だが、彼らは「世界初の飛行機の発明」という偉業を成し遂げた。
なぜか。それは、彼らには、「人類は空を飛ぶことができる」という強い信念があり、それを現実のものとするために研究をしていたからだ。そして、他の仲間たちも同じ志で結ばれていた。
だから彼らは、何度失敗を繰り返しても、その歩みを止めることはなかった。
「何をつくるか」という仕事でつながっていたラングレーのチームと、「なぜつくるか」という信念で結ばれていたライト兄弟のチーム。
メンバーが心から共感し、自律的な行動が生まれるような上位概念を共有できていたかどうかが、両者の明暗を分けたことは明白だ。

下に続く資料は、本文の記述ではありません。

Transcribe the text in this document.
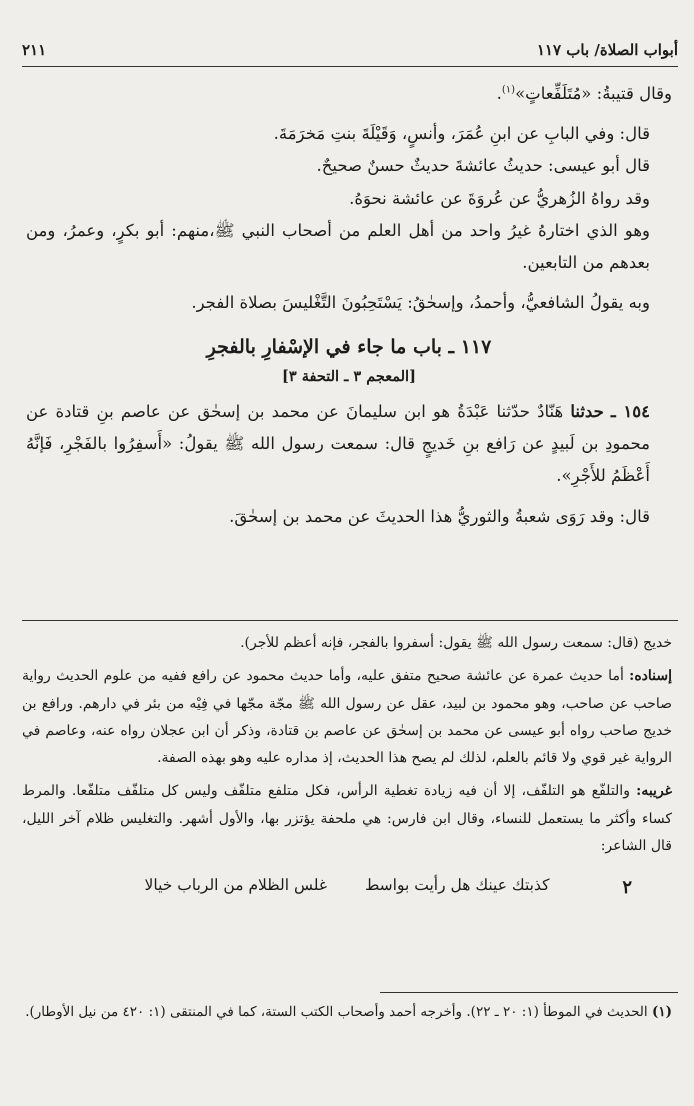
أبواب الصلاة/ باب ١١٧
٢١١

وقال قتيبةُ: «مُتَلَفِّعاتٍ»$^{(١)}$.

قال: وفي البابِ عن ابنِ عُمَرَ، وأنسٍ، وَقَيْلَةَ بنتِ مَخرَمَةَ.

قال أبو عيسى: حديثُ عائشةَ حديثٌ حسنٌ صحيحٌ.

وقد رواهُ الزُهريُّ عن عُروَةَ عن عائشة نحوَهُ.

وهو الذي اختارهُ غيرُ واحد من أهل العلم من أصحاب النبي ﷺ،منهم: أبو بكرٍ، وعمرُ، ومن بعدهم من التابعين.

وبه يقولُ الشافعيُّ، وأحمدُ، وإسحٰقُ: يَسْتَحِبُونَ التَّغْليسَ بصلاة الفجر.

١١٧ ـ باب ما جاء في الإسْفارِ بالفجرِ

[المعجم ٣ ـ التحفة ٣]

١٥٤ ـ حدثنا هَنّادٌ حدّثنا عَبْدَةُ هو ابن سليمانَ عن محمد بن إسحٰق عن عاصم بنِ قتادة عن محمودِ بن لَبيدٍ عن رَافع بنِ خَديجٍ قال: سمعت رسول الله ﷺ يقولُ: «أَسفِرُوا بالفَجْرِ، فَإنَّهُ أَعْظَمُ للأَجْرِ».

قال: وقد رَوَى شعبةُ والثوريُّ هذا الحديثَ عن محمد بن إسحٰقَ.

خديج (قال: سمعت رسول الله ﷺ يقول: أسفروا بالفجر، فإنه أعظم للأجر).

إسناده: أما حديث عمرة عن عائشة صحيح متفق عليه، وأما حديث محمود عن رافع ففيه من علوم الحديث رواية صاحب عن صاحب، وهو محمود بن لبيد، عقل عن رسول الله ﷺ مجّة مجّها في فِيْه من بئر في دارهم. ورافع بن خديج صاحب رواه أبو عيسى عن محمد بن إسحٰق عن عاصم بن قتادة، وذكر أن ابن عجلان رواه عنه، وعاصم في الرواية غير قوي ولا قائم بالعلم، لذلك لم يصح هذا الحديث، إذ مداره عليه وهو بهذه الصفة.

غريبه: والتلفّع هو التلفّف، إلا أن فيه زيادة تغطية الرأس، فكل متلفع متلفّف وليس كل متلفّف متلفّعا. والمرط كساء وأكثر ما يستعمل للنساء، وقال ابن فارس: هي ملحفة يؤتزر بها، والأول أشهر. والتغليس ظلام آخر الليل، قال الشاعر:

٢
كذبتك عينك هل رأيت بواسط
غلس الظلام من الرباب خيالا

(١) الحديث في الموطأ (١: ٢٠ ـ ٢٢). وأخرجه أحمد وأصحاب الكتب الستة، كما في المنتقى (١: ٤٢٠ من نيل الأوطار).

この事例から、「Why(なぜ)から始める」ことの重要性が、おわかりいただけたのではないだろうか。
ビジネスの現場においても
トップの想いは共有すべし
先のライト兄弟の話をビジネスの現場に応用すると、どうなるだろう。
「人類が空を飛べるようにする」などと聞くと、あまりに壮大な話に思えるかもしれないが、多くの会社や組織も何らかの「理念」や「ビジョン」を掲げているはずだ。
そして、それは多くの場合、その組織の創業者やトップの人間の「主観(想い)」から始まっている。
それをチーム内、組織内でしっかりと共有できていれば、多様な「主観」が混在する中でも、みなが同じ方向を目指し、一丸となって前に進むことができる。
逆に、そうした「上位概念」がメンバー間で共有されていないと、ラングレーのチームと同じ轍を踏むことになるだろう。
一例として、上司が「お客さんの数をもっと増やそう」と決めた場合を考えてみよう。
いきなり上司からそう言われたとして、あなたが部下だったら、どう思うだろうか?
「また、言ってるよ」
「それが簡単にできれば、とっくにやってるさ」
「なら、方法を教えてくれよ」
と、素直に共感できない、モチベーションが上がらない、という人が多いのではないかと思う。